This document refers to unikernels in the tutorial
directory.
Note: Before we begin, if you aren't familiar with the Lwt library (and the
>>=
operator it provides), you may want to read at least the start of
the Lwt tutorial first.
Additional note: Throughout the tutorial, we'll use mirage configure -t unix
to demonstrate building MirageOS applications. If you're using a macOS
machine, you should use mirage configure -t macosx
instead.
Before we try and do anything complicated, let's build a unikernel that starts
and then exits, without doing anything else. The code for this is, as you might
hope, fairly short.
Before we can build our noop
unikernel, we must define its configuration
telling Mirage what jobs the unikernel is to run.
In this example we define a unikernel with zero jobs by passing the empty list.

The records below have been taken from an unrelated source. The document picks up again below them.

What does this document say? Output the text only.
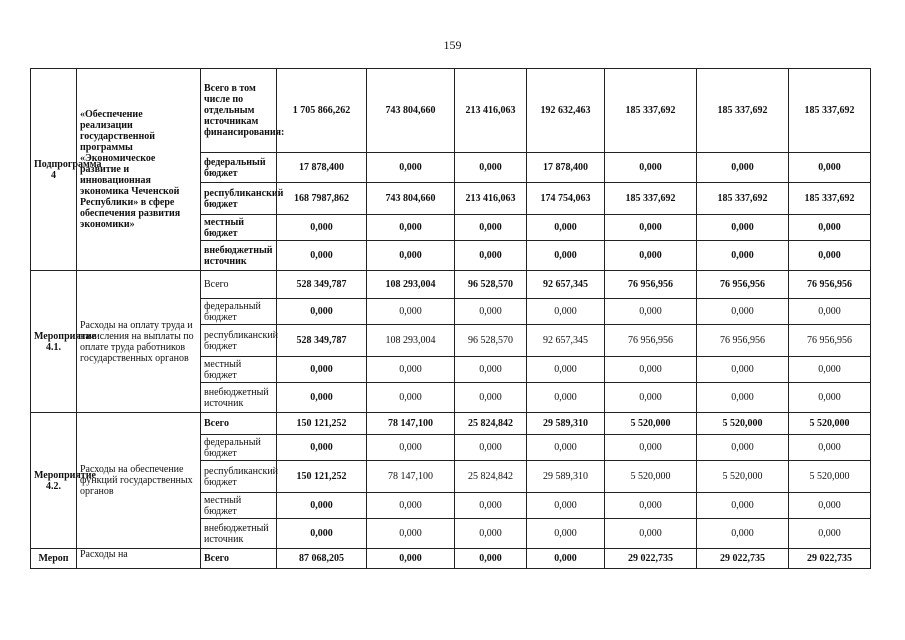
159
Подпрограмма 4	«Обеспечение реализации государственной программы «Экономическое развитие и инновационная экономика Чеченской Республики» в сфере обеспечения развития экономики»	Всего в том числе по отдельным источникам финансирования:	1 705 866,262	743 804,660	213 416,063	192 632,463	185 337,692	185 337,692	185 337,692
		федеральный бюджет	17 878,400	0,000	0,000	17 878,400	0,000	0,000	0,000
		республиканский бюджет	168 7987,862	743 804,660	213 416,063	174 754,063	185 337,692	185 337,692	185 337,692
		местный бюджет	0,000	0,000	0,000	0,000	0,000	0,000	0,000
		внебюджетный источник	0,000	0,000	0,000	0,000	0,000	0,000	0,000
Мероприятие 4.1.	Расходы на оплату труда и начисления на выплаты по оплате труда работников государственных органов	Всего	528 349,787	108 293,004	96 528,570	92 657,345	76 956,956	76 956,956	76 956,956
		федеральный бюджет	0,000	0,000	0,000	0,000	0,000	0,000	0,000
		республиканский бюджет	528 349,787	108 293,004	96 528,570	92 657,345	76 956,956	76 956,956	76 956,956
		местный бюджет	0,000	0,000	0,000	0,000	0,000	0,000	0,000
		внебюджетный источник	0,000	0,000	0,000	0,000	0,000	0,000	0,000
Мероприятие 4.2.	Расходы на обеспечение функций государственных органов	Всего	150 121,252	78 147,100	25 824,842	29 589,310	5 520,000	5 520,000	5 520,000
		федеральный бюджет	0,000	0,000	0,000	0,000	0,000	0,000	0,000
		республиканский бюджет	150 121,252	78 147,100	25 824,842	29 589,310	5 520,000	5 520,000	5 520,000
		местный бюджет	0,000	0,000	0,000	0,000	0,000	0,000	0,000
		внебюджетный источник	0,000	0,000	0,000	0,000	0,000	0,000	0,000
Мероп	Расходы на	Всего	87 068,205	0,000	0,000	0,000	29 022,735	29 022,735	29 022,735
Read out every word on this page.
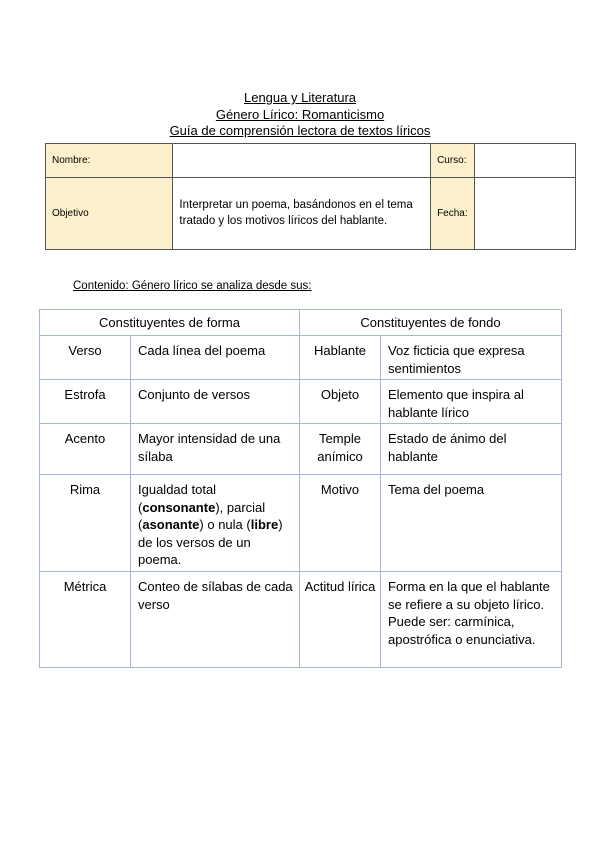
Lengua y Literatura
Género Lírico: Romanticismo
Guía de comprensión lectora de textos líricos
Nombre:		Curso:	
Objetivo	Interpretar un poema, basándonos en el tema tratado y los motivos líricos del hablante.	Fecha:	
Contenido: Género lírico se analiza desde sus:
Constituyentes de forma		Constituyentes de fondo	
Verso	Cada línea del poema	Hablante	Voz ficticia que expresa sentimientos
Estrofa	Conjunto de versos	Objeto	Elemento que inspira al hablante lírico
Acento	Mayor intensidad de una sílaba	Temple anímico	Estado de ánimo del hablante
Rima	Igualdad total (consonante), parcial (asonante) o nula (libre) de los versos de un poema.	Motivo	Tema del poema
Métrica	Conteo de sílabas de cada verso	Actitud lírica	Forma en la que el hablante se refiere a su objeto lírico. Puede ser: carmínica, apostrófica o enunciativa.
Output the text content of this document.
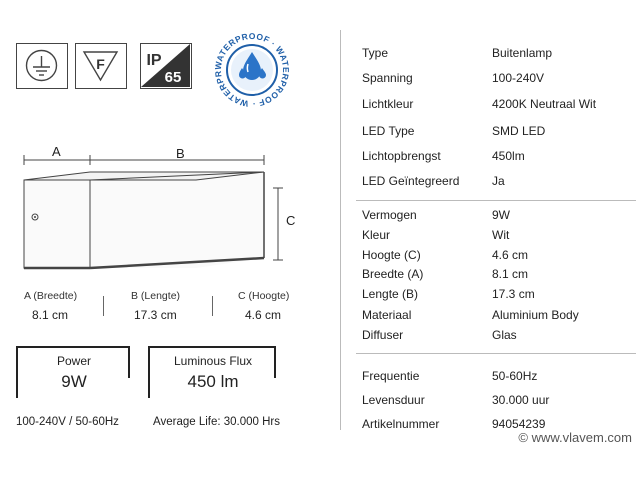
F	IP
65
ATERPROOF · WAT RPROOF · WATERP
A	B
C
A (Breedte)
8.1 cm
B (Lengte)
17.3 cm
C (Hoogte)
4.6 cm
Power
9W
Luminous Flux
450 lm
100-240V / 50-60Hz	Average Life: 30.000 Hrs
Type	Buitenlamp
Spanning	100-240V
Lichtkleur	4200K Neutraal Wit
LED Type	SMD LED
Lichtopbrengst	450lm
LED Geïntegreerd	Ja
Vermogen	9W
Kleur	Wit
Hoogte (C)	4.6 cm
Breedte (A)	8.1 cm
Lengte (B)	17.3 cm
Materiaal	Aluminium Body
Diffuser	Glas
Frequentie	50-60Hz
Levensduur	30.000 uur
Artikelnummer	94054239
© www.vlavem.com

We do this by writing a config.ml
file:
$ cat tutorial/noop/config.ml
let () = Mirage.register "noop" []
Finally, we declare the entry point to OCaml in the usual way (let () = ...
),
register
ing our unikernel entry points (in this case the empty list) and with a
name of the unikernel("noop"
in this case) we will build.
Building our unikernel is then simply a matter of:
Evaluating its configuration:
$ cd tutorial/noop
$ mirage configure -t unix
This step will generate a number of build configuration files, including a
Makefile
defining targets that we will use in the next step.
Installing dependencies:
$ make depends
The depends
target in the generated Makefile
will run commands to:
NOTE: while performing the lock step, an additional repository
https://github.com/mirage/opam-overlays.git is added in your opam switch.

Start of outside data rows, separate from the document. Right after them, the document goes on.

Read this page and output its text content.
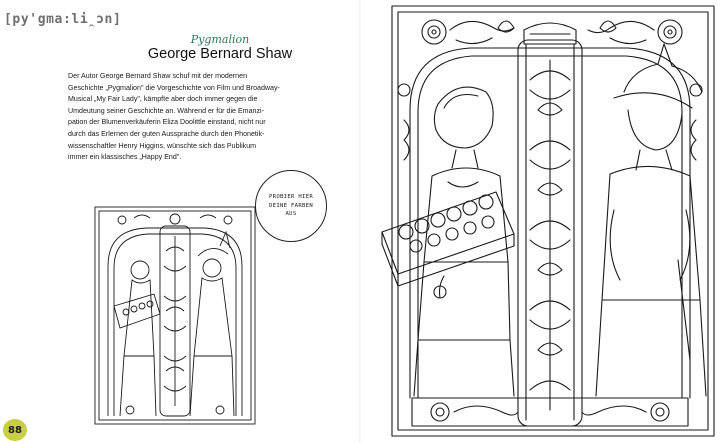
[py'gma:li̯ɔn]
Pygmalion
George Bernard Shaw
Der Autor George Bernard Shaw schuf mit der modernen
Geschichte „Pygmalion" die Vorgeschichte von Film und Broadway-
Musical „My Fair Lady", kämpfte aber doch immer gegen die
Umdeutung seiner Geschichte an. Während er für die Emanzi-
pation der Blumenverkäuferin Eliza Doolittle einstand, nicht nur
durch das Erlernen der guten Aussprache durch den Phonetik-
wissenschaftler Henry Higgins, wünschte sich das Publikum
immer ein klassisches „Happy End".
PROBIER HIER DEINE FARBEN AUS
88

This repository contains packages that have been changed to use the dune build
system. The --extra-repo
argument in mirage configure
changes the additional
repository to use. --no-extra-repo
can be used to disable the extra repository,
but the lock step might fail because of dependencies that are not using the
dune build system.
Compiling:
$ make build
You can combine steps (2) and (3) by running the default make
target:
$ make
Because we set the configuration target to be Unix (the -t unix
argument to
the mirage configure
command), the result is a standard Unix ELF located in
dist/noop
that can be executed:
$ dist/noop
$ echo $?
0
Congratulations! You've just built and run your very first unikernel!
Except for the noop example above, all unikernels have at least one job.
A job is a module with a start
function as entrypoint that performs some task.
Most jobs will depend on some system devices which they use to interact with the environment.
This tutorial will cover examples timer devices, key-value stores, block devies and network interfaces.
In this section, we illustrate how to define a unikernel with a job that depends on a timer device.
Mirage unikernels use functors to specify abstract device dependencies that are not dependent on the particular details of an environment. In OCaml, a functor is a module that takes other modules as parameters. Functors are used widely throughout Mirage and we will explain the basic idea and provide examples in this tutorial. For a proper introduction into the core concepts, you may see Real World OCaml, Ch.9 (and also Ch.10, First-Class Modules).
Functors act as functions from modules to modules. They allow us to pass
dependencies into a unikernel, so that the program running inside can interact
with the environment (read files, send packets, etc) without needing to care
whether it will eventually be built to target Unix, Xen, KVM, or something else
entirely. The modules that are passed into the unikernel in this way must
satisfy type signatures that are specified when the unikernel job
value is
created in the config.ml
file.
In this section, we present a simple example of a unikernel that uses a functor
to depend on a device for reading the system's time. We will build and run the
MirageOS "Hello World" unikernel that prints a log message with the word
hello
, sleeps for 1 second, and repeats this 4 times before finally
terminating. The output will look like this:
2017-02-08 09:54:44 -01:00: INF [application] hello
2017-02-08 09:54:45 -01:00: INF [application] hello
2017-02-08 09:54:46 -01:00: INF [application] hello
2017-02-08 09:54:47 -01:00: INF [application] hello
Let's start by looking at the code:
$ cat hello/unikernel.ml
open Lwt.Infix
module Hello (Time : Mirage_time.S) = struct
let start _time =
let rec loop = function
| 0 -> Lwt.return_unit
| n ->
Logs.info (fun f -> f "hello");
Time.sleep_ns (Duration.of_sec 1) >>= fun () ->
loop (n-1)
in
loop 4
end
We define a main Hello
module parameterised by a module Time
, of type
Mirage_time.S
. The Time
module provides the functionality enabling us to
interact with the environment clock.
Our start
function, which is the entrypoint of the job, also takes a parameter
_time
(an instance of a time
which is ignored). This parameterization of a
unikernel's main module and its start
function is the basic structure required
to make a MirageOS unikernel that can be built to run on any supported
environment, rather than a standard OCaml POSIX application.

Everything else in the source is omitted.